Are you starting to think about New Year’s resolutions yet? If not, here’s a suggestion: make 2020 the year you finally take control of your finances. Make next year the year you make a big dent in your debt and start paying forward into your future. The better financial decisions you can make in the coming year, the better off you will be.
The thing about New Year’s resolutions is that they often wind up abandoned before January finishes. Staying true to your resolutions is all about setting reasonable goals. Start small and then work your way up. With each goal achieved, you will be motivated to move on to the next one.
The idea of starting small is especially important in the arena of financial goals. Trying to tackle the biggest problems first just makes better financial management more difficult. You start small with the understanding that you will build momentum along the way. That first small victory supplies additional resources with which to address the next problem. The second victory increases your momentum as you move on to the next issue, and so on.
To that end, here are four good financial goals for your New Year’s resolutions:
1. Create and Stick to a Budget
Data suggests that 93% of American adults believe budgeting is good yet only 39% actually do it. That’s too bad because a budget is a foundation on which every financial decision is made. Make 2020 the year you create and stick to a budget. Just remember that a budget is not an ironclad spending plan. Rather, it is a record of how much money you have coming in compared to how much is going out.
Also, note that budgets should be flexible. They should account for changes in your circumstances. Think of a budget as a blueprint subject to modifications. The only hard and fast rule is that you do not spend more money than you earn.
The starting point for a budget is accounting for all sources of regular income. This includes your main job, a second job if applicable, hobby income, and so forth. Do not include any income that you cannot count on receiving. Then, move on to your known expenditures. They include your routine bills as well as any future expenditures you know will be coming.
If your income exceeds your expenditures, you are in good shape. You are not in such good shape if the numbers work out the other way around. A budget that shows more expenditures than income says you need to cut spending, increase income, or both.
2. Look for Childcare Savings
Today’s working families can spend quite a bit of childcare. Yet there are ways to save. For example, an in-home daycare can probably provide a less expensive option compared to a large, commercial provider. In-home daycare centers can do things more cheaply because they have less overhead to pay for.
Likewise, it might be cheaper to hire a sitter to come to your home.
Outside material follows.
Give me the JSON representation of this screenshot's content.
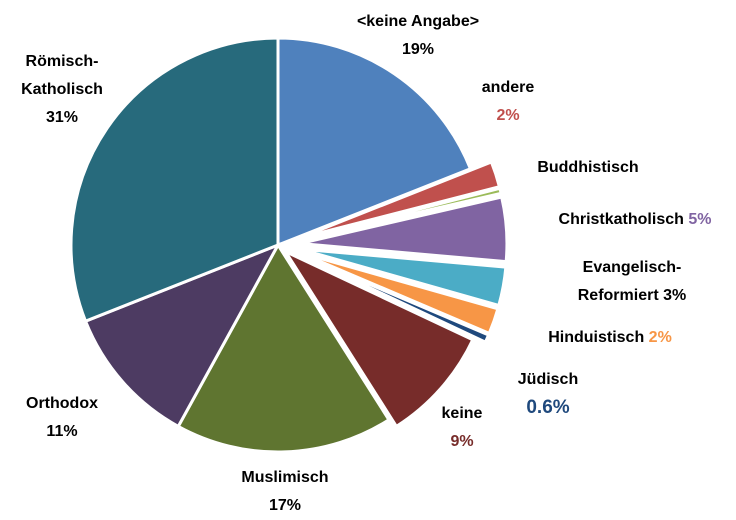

You could even split things up so that the kids are in daycare a few days a week and with grandma and grandpa the rest of the time. Every penny not spent on daycare is another penny put back into your budget.
3. Set Up Automatic Saving
It’s curious that people oftentimes don’t save money because they think they don’t earn enough to do so. For most of us though, that’s not true. We spend a lot of money we don’t need to spend, money that could be saved instead. So here’s what you do: have your paycheck direct deposited into your checking account. Then set up an automatic monthly transfer that sends money from your checking account into a savings account.
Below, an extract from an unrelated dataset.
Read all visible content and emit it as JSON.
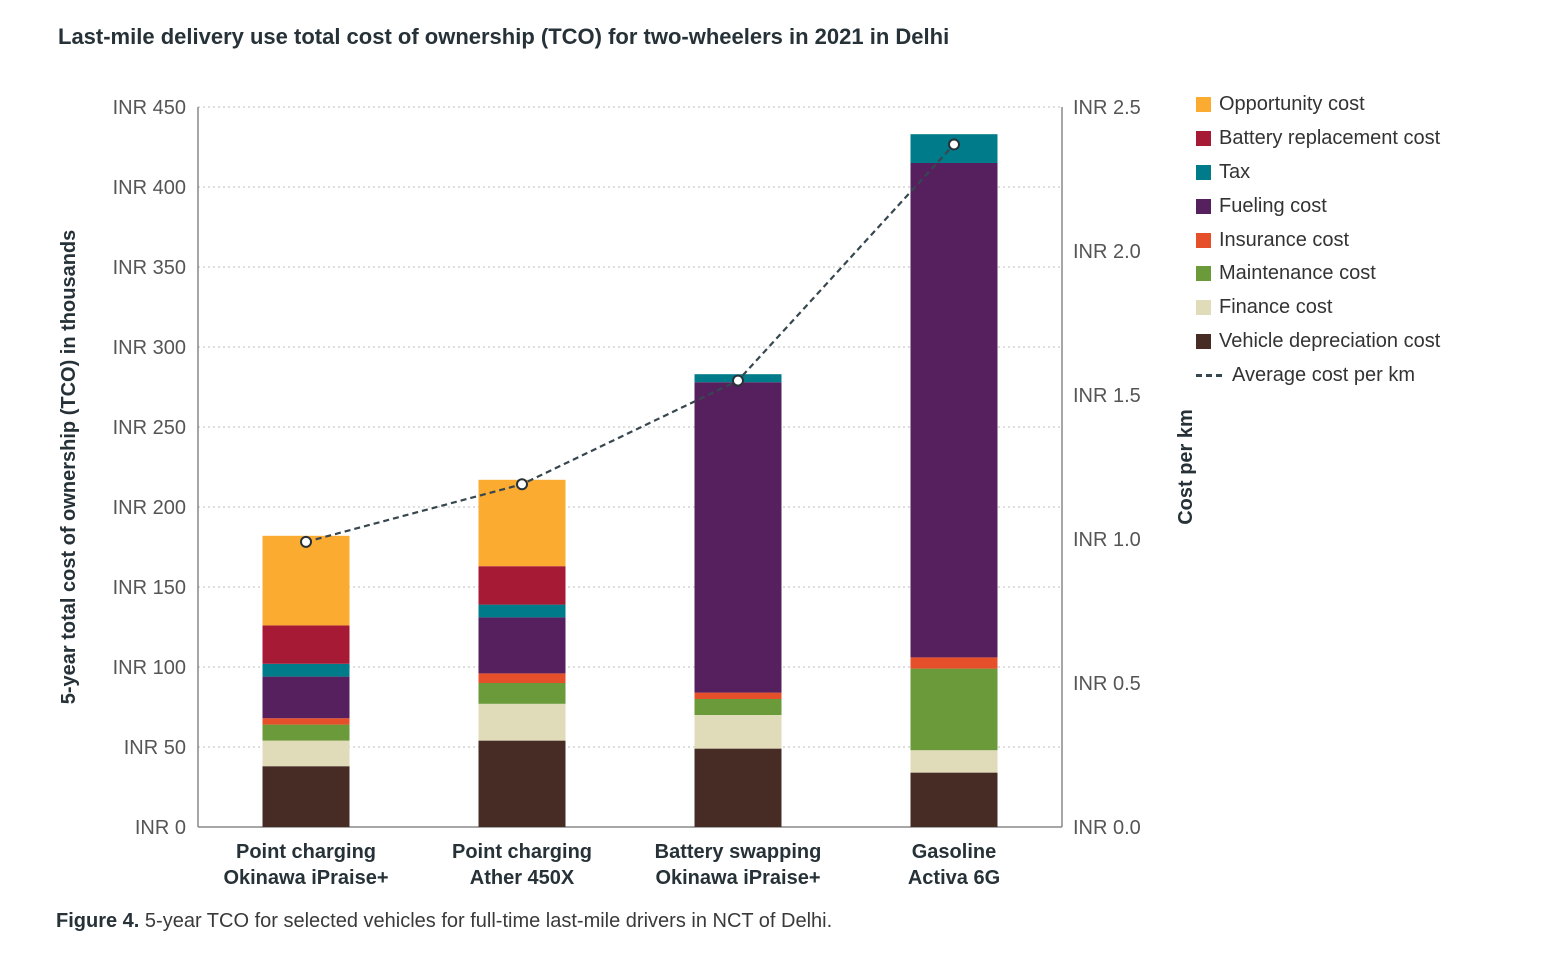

Because it’s done automatically, you will not even have to think about it. Saving will be just like paying another bill. Over time, you will be amazed by how much money you can save by setting up an automatic transfer. And in so doing, you will be investing in yourself.
The general rule is to have at least one month’s salary in savings. As the thinking goes, that is enough money to carry you through most emergencies. But guess what? You do not have to limit yourself to that amount. As long as you are automatically transferring to your savings account every month, and not suffering financially because of it, there is no reason to stop just because you have accumulated a few thousand dollars. Keep saving and watch your account grow.
4. Target Debts to Pay Off
All of us have those long-term debts we are paying every month. Did you know that the longer it takes to pay off a debt, the more that debt costs you? The combination of time and interest payments causes the actual cost of borrowing to go up the longer it takes to pay. It is all due to how interest is charged.
Let us say you have a credit card that charges 12% annually. Your monthly interest charge will be 1% of your outstanding balance. If you have a balance of $100 you pay off in a single month, your total interest will be $1.00. If it takes you four months to pay the balance at $25 per month, your total interest will be $2.50. As you can see, you would save $1.50 by getting the bill paid off immediately.
A good goal for 2020 is to choose one or two of your long-term debts and commit to paying them off first. Dedicate every extra penny you have to getting them taken care of. Pay those debts completely and you will not only free up financial resources, you will also take a huge burden off your shoulders. And yes, that will feel good. It might even motivate you to attack the next bill even more aggressively.
You now have four financial goals to get you started for the new year. Make next year the start of a new kind of financial success based on controlling your spending and saving wherever possible.